3. 再度、ロシア政府が、グルジア政府に対して、戦車隊の即時撤退を要求する声明
グルジア政府は、すでに撤退を始めたと声明
ロシア政府は、グルジアの戦車がカモフラージュしただけで、撤退をしていないと非難。
4. 前項の翌日ないしは翌々日に、ロシア軍による空爆
5. 空爆に関してのロシア軍による記者会見。
西側の記者と軍の代表によるやりとり。 ◦ (記者)     パイプラインの近辺に爆撃があったが、パイプラインを爆撃をしたのではないか ?
◦ (ロシア軍)  そのようなことはない。
◦ (記者)     誤爆はありえないのか ?
◦ (ロシア軍)  ありえないとはいえない。
このやりとりは非常にとげとげしいやり取りでした。

西側の記者は住民たちの生命の安全よりは パイプラインのことを問題としていることが非常にはっきりしました。

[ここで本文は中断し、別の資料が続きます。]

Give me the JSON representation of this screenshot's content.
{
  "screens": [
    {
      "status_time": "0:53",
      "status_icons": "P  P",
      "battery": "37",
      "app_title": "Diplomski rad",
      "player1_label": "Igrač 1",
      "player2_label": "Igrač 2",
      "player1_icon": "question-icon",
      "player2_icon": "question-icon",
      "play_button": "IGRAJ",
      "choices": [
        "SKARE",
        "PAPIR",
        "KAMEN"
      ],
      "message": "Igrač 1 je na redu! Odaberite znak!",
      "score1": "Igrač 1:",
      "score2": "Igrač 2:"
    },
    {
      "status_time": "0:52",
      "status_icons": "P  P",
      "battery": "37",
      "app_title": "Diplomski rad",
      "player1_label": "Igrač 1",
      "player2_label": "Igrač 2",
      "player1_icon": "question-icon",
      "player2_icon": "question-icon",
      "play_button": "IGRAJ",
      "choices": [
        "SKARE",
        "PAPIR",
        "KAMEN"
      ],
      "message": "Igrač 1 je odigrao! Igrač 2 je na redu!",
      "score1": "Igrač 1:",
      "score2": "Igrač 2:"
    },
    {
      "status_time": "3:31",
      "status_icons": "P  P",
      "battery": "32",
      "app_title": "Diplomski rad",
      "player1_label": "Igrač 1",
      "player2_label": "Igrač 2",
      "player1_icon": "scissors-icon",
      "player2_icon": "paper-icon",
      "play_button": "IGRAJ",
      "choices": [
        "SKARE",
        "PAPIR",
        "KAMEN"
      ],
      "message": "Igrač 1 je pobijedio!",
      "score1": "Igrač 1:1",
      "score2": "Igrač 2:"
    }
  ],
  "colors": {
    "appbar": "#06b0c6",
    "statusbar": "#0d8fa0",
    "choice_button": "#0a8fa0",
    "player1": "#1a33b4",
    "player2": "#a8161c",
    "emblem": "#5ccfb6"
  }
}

6. このあとで、南オセチアからのグルジア軍が撤退をする報道がある。 記者が撤退中のグルジア兵士に話を聞いている。グルジア兵士の返答は ◦ 「かんじんなときに米軍がいないじゃないか」
◦ 「(南オセチアでは) 殺しまくった」
と言っており、ものすごく憔悴しているようであった。

完全武装している兵士を簡単に殺しまくることはできませんから、これはグルジア軍が 一般市民を無差別に殺しまくったことを意味しています。だから、この時点で ◦ 南オセチアでグルジア軍による虐殺 (genocide) があったことが確実となった。
◦ 空爆の前に、グルジア政府が「グルジア軍が南オセチアから撤退を開始した」と声明を発表しているが、 これは嘘であったことが判明。空爆によって始めて撤退を開始。
であったことが確実となりました。

7. グルジア領内のパイプラインに関する報道。 ◦ パイプラインを管理している責任者から、グルジア領を通るパイプラインが無傷であることの回答
◦ (多分誤爆による被害を最小限に抑えるため) パイプラインが一時的に閉鎖がされたとの回答。
◦ 但し、パイプラインの中に残っている原油は 1 週間ぐらいは、圧力によって目的地で流出し続けるとのこと。

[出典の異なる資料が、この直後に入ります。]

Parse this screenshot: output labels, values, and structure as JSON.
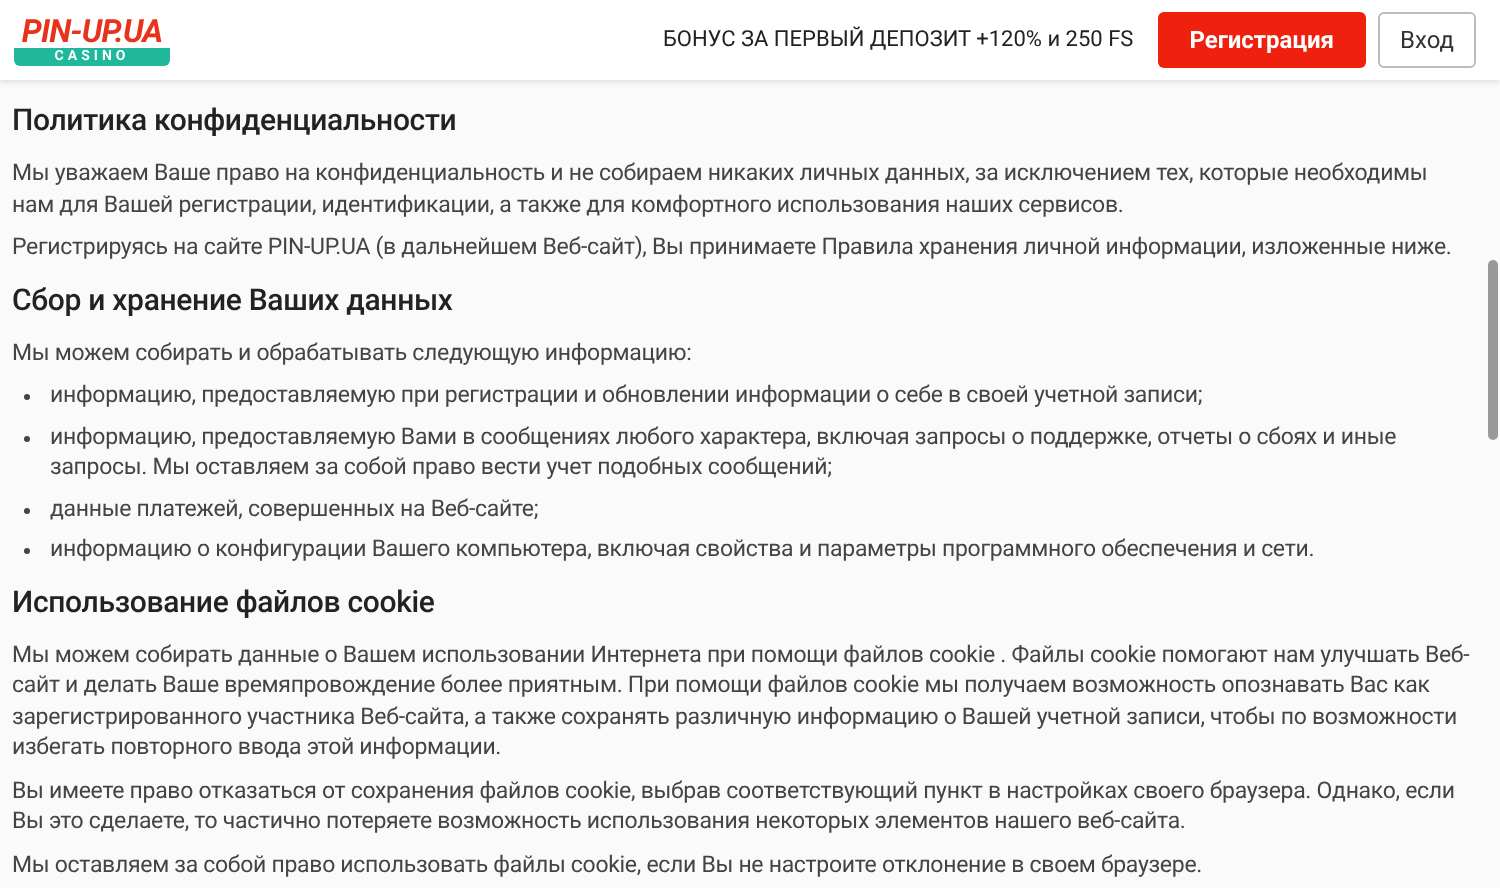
{
  "header": {
    "logo": {
      "name": "PIN-UP.UA",
      "badge": "CASINO"
    },
    "promo": "БОНУС ЗА ПЕРВЫЙ ДЕПОЗИТ +120% и 250 FS",
    "buttons": [
      {
        "kind": "primary",
        "label": "Регистрация"
      },
      {
        "kind": "secondary",
        "label": "Вход"
      }
    ]
  },
  "sections": [
    {
      "heading": "Политика конфиденциальности",
      "blocks": [
        {
          "kind": "paragraph",
          "text": "Мы уважаем Ваше право на конфиденциальность и не собираем никаких личных данных, за исключением тех, которые необходимы нам для Вашей регистрации, идентификации, а также для комфортного использования наших сервисов."
        },
        {
          "kind": "paragraph",
          "text": "Регистрируясь на сайте PIN-UP.UA (в дальнейшем Веб-сайт), Вы принимаете Правила хранения личной информации, изложенные ниже."
        }
      ]
    },
    {
      "heading": "Сбор и хранение Ваших данных",
      "blocks": [
        {
          "kind": "paragraph",
          "text": "Мы можем собирать и обрабатывать следующую информацию:"
        },
        {
          "kind": "list",
          "items": [
            "информацию, предоставляемую при регистрации и обновлении информации о себе в своей учетной записи;",
            "информацию, предоставляемую Вами в сообщениях любого характера, включая запросы о поддержке, отчеты о сбоях и иные запросы. Мы оставляем за собой право вести учет подобных сообщений;",
            "данные платежей, совершенных на Веб-сайте;",
            "информацию о конфигурации Вашего компьютера, включая свойства и параметры программного обеспечения и сети."
          ]
        }
      ]
    },
    {
      "heading": "Использование файлов cookie",
      "blocks": [
        {
          "kind": "paragraph",
          "text": "Мы можем собирать данные о Вашем использовании Интернета при помощи файлов cookie . Файлы cookie помогают нам улучшать Веб-сайт и делать Ваше времяпровождение более приятным. При помощи файлов cookie мы получаем возможность опознавать Вас как зарегистрированного участника Веб-сайта, а также сохранять различную информацию о Вашей учетной записи, чтобы по возможности избегать повторного ввода этой информации."
        },
        {
          "kind": "paragraph",
          "text": "Вы имеете право отказаться от сохранения файлов cookie, выбрав соответствующий пункт в настройках своего браузера. Однако, если Вы это сделаете, то частично потеряете возможность использования некоторых элементов нашего веб-сайта."
        },
        {
          "kind": "paragraph",
          "text": "Мы оставляем за собой право использовать файлы cookie, если Вы не настроите отклонение в своем браузере."
        }
      ]
    }
  ]
}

この時点で、ロシア軍の空爆はパイプラインをターゲットにしなかったことが確実であることが判明。 ロシア軍は空爆に関しても嘘はついておらず、信用してもよいらしいことがこの時点で判明。 ロシア軍の空爆のターゲットは、軍事施設、および南オセチアにおけるグルジア軍の補給の遮断を目的と したものです。今日の産経新聞では、ロシア軍によってグルジアの鉄道が破壊されたと報道していて、 ロシア軍だけが悪いかのように書いていました。間違いなく、この鉄道は南オセチアに おけるグルジア軍の補給のために使用されたものです。ほったらかしていたら、 南オセチアの人は殺しまくられるのですよ。